The DPP is, at its core, a data quality and data governance problem. The companies that get there first are the ones that already manage their product data in a structured, centralised system.
AtroPIM's EAV data model supports per-category attribute sets, so steel and textile products can carry entirely different required fields in a single instance. Supplier-facing workflows let manufacturers collect and validate material origin, recycled content, and REACH substance declarations directly in the platform. A dedicated premium module handles the publication side: it generates a product passport page consumers, repairers, and authorities reach by scanning the product's QR code, with each audience seeing only the data tier the regulation assigns them.
What to Do Now
The companies that are already behind are the ones that assumed their ERP would handle this or that the deadlines were too far away to plan for. The battery passport deadline is 18 February 2027. The delegated acts for steel are in progress now.

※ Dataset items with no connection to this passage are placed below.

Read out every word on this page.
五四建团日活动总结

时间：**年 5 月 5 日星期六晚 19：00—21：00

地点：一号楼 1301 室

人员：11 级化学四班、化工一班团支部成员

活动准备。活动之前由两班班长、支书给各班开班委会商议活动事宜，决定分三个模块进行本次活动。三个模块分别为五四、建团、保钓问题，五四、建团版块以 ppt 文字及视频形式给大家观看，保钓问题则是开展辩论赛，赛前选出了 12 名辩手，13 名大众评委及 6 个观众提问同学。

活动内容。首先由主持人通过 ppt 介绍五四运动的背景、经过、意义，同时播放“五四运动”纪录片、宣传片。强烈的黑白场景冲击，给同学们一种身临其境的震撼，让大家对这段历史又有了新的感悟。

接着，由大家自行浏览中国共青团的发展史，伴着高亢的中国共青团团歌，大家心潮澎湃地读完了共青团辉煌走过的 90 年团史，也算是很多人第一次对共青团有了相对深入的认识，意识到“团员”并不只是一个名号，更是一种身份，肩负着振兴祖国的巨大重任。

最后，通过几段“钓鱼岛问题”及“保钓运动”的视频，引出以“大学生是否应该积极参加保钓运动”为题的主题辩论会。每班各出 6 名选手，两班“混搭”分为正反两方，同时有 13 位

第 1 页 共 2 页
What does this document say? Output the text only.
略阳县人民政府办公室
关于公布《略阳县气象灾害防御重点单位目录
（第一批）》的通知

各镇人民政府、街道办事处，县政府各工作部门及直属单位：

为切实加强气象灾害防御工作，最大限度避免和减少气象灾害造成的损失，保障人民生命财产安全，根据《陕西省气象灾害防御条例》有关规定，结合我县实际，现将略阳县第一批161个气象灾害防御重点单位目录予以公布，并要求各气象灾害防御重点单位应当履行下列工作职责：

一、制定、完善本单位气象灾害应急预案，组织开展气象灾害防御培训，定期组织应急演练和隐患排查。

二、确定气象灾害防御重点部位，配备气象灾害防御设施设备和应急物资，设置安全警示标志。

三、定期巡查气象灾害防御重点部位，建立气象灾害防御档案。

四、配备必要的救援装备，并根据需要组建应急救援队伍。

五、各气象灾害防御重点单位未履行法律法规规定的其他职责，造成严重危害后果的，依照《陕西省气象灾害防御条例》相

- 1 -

A few concrete steps make sense regardless of which product category you're in:
Map your data gaps first.
Take one product family and list every field a DPP would require. Then identify where that data currently lives, whether it's structured or unstructured, and who owns it. That exercise alone usually surfaces the problem clearly.
Don't wait for delegated acts to start structuring data.
The core fields, including materials, components, certifications, and supplier provenance, are consistent across categories. Structuring this data now means less rework when the specific requirements land.
Involve procurement early.
Supplier-side data is the hardest part to collect and the most commonly missed. Procurement needs to start requiring structured data from suppliers as part of onboarding and renewal processes.
It's also worth auditing your current systems separately. If your product data currently lives in spreadsheets, ERP exports, or a mix of both, a DPP compliance programme will require a full system change. Implementation, data migration, and validation typically take six to twelve months for a mid-sized product catalogue. That clock starts when a system is selected, not when a deadline is announced.
The ESPR defines economic operator broadly: any manufacturer, importer, or distributor placing physical products on the EU market falls within scope, including non-EU companies exporting into the bloc. Market access for non-compliant products will be blocked, and penalties for violations are set by member states. The DPP isn't optional, and the circular economy policy direction behind it isn't going to reverse. Products that can't produce a compliant data carrier at the border will be turned away.
Start with one product category. Map the data. Pick a system that can handle the model. The companies treating this as a product data management project, rather than a last-minute compliance task, are the ones that will get through it without disruption to their EU trade.